Analytical Execution Interview - Practice Cases:
Case 1: Meta Quest Store - Declining Average Revenue Per User (ARPU)
Scenario: The Meta Quest Store is the primary platform for users to purchase and download VR games and apps for their Meta Quest headsets. Over the past quarter, the average revenue per user (ARPU) on the Quest Store has declined by 7% globally.
Interview Question: You are a Data Scientist on the Meta Quest Store team. How would you approach investigating this decline in ARPU? What are some key questions you would want to answer, what data would you analyze, and what hypotheses would you form to explain this trend?
Case 2: Instagram Shopping - Stagnant Adoption Rate
Scenario: Instagram Shopping allows businesses to create shoppable posts and stories, enabling users to purchase products directly within the Instagram app. Despite significant investment in developing and promoting this feature, the adoption rate of Instagram Shopping by eligible businesses in the U.S. has remained stagnant for the past two quarters.
Interview Question: You are a Data Scientist on the Instagram Shopping team. How would you investigate the reasons behind this stagnant adoption rate?
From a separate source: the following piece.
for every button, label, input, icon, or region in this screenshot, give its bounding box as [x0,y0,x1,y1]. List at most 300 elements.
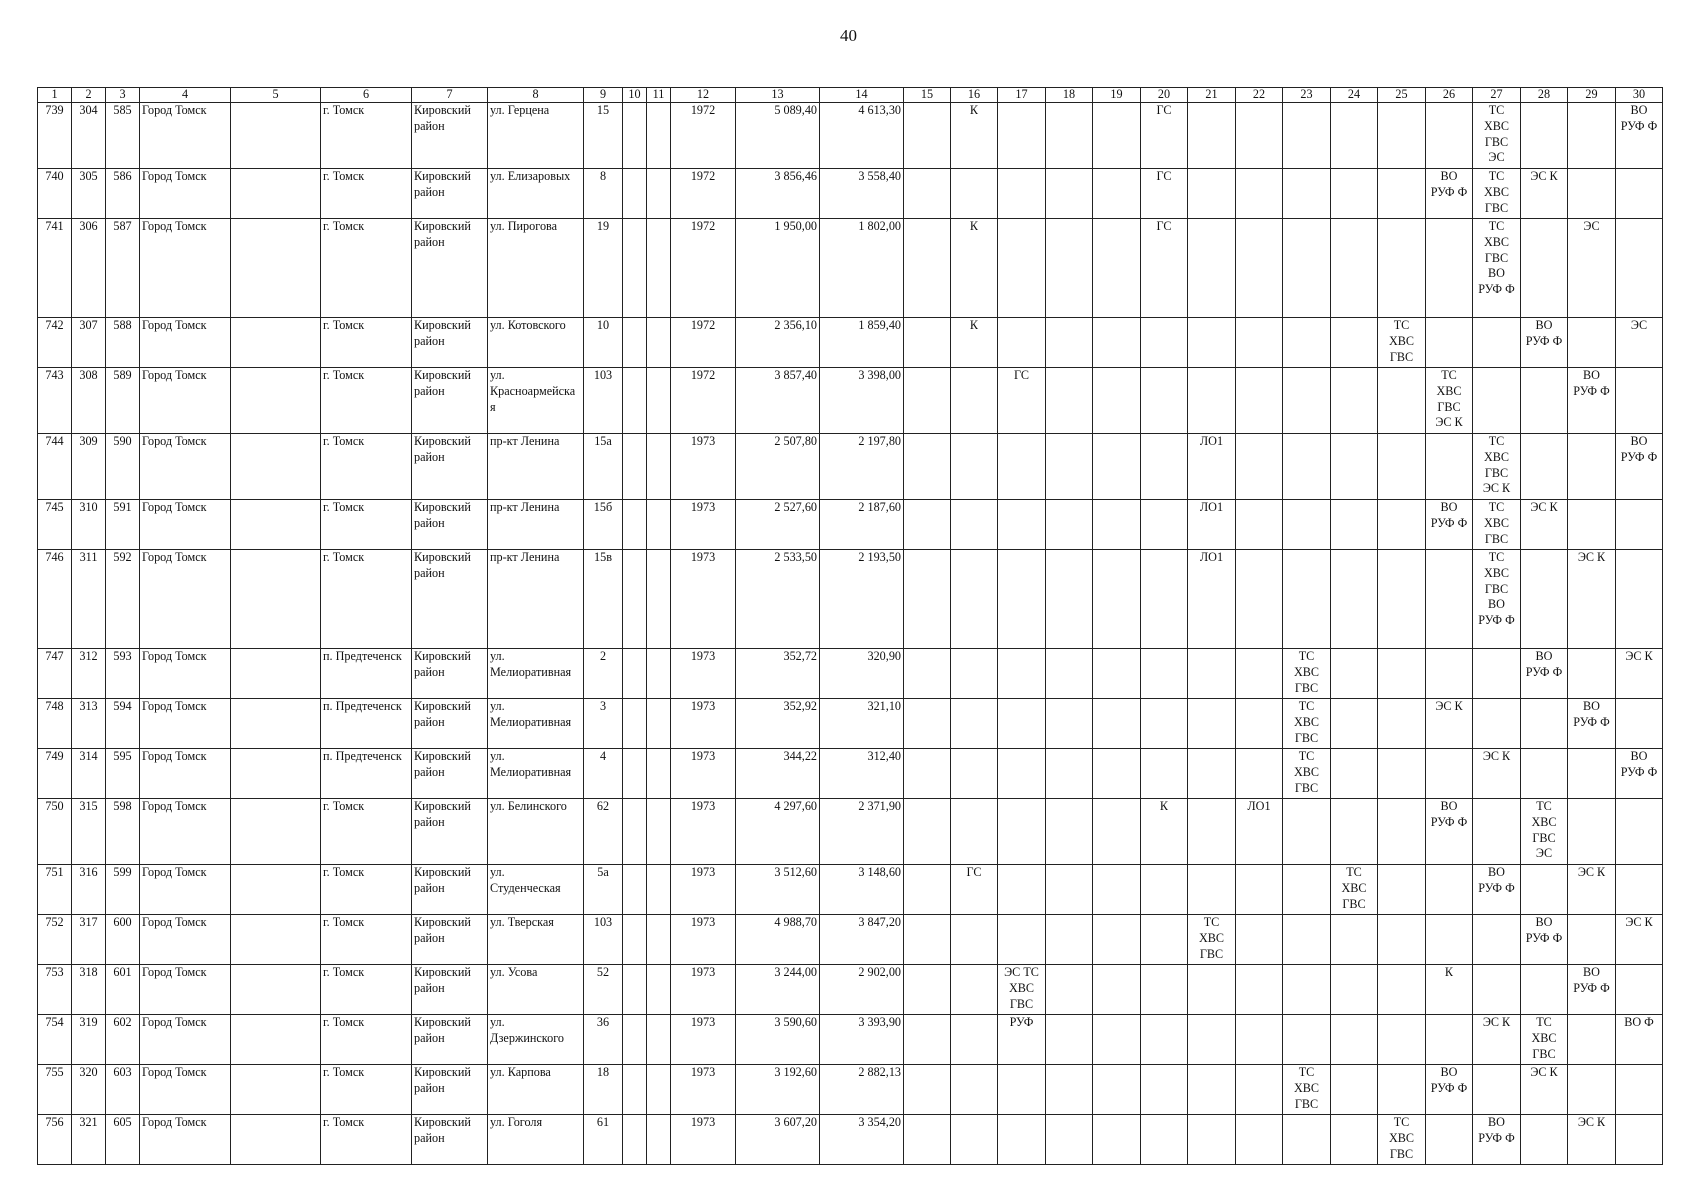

What key questions would you seek to answer, what data sources would you leverage, and what hypotheses would you form to explain this trend?
Case 3: Workplace from Meta - Decreased Active User Engagement in a Specific Industry
Scenario: Workplace from Meta is a communication and collaboration platform designed for businesses. While overall user engagement is healthy, we’ve observed a 15% decrease in active user engagement (measured by a composite score of posts, comments, messages, and reactions) among companies in the financial services industry in the EMEA region over the past two months.
Interview Question: You are a Data Scientist on the Workplace from Meta team. How would you approach investigating this decline in active user engagement within the financial services industry in EMEA? What are some of the key questions you would seek to answer, what data would you analyze, and what hypotheses would you form to explain this trend?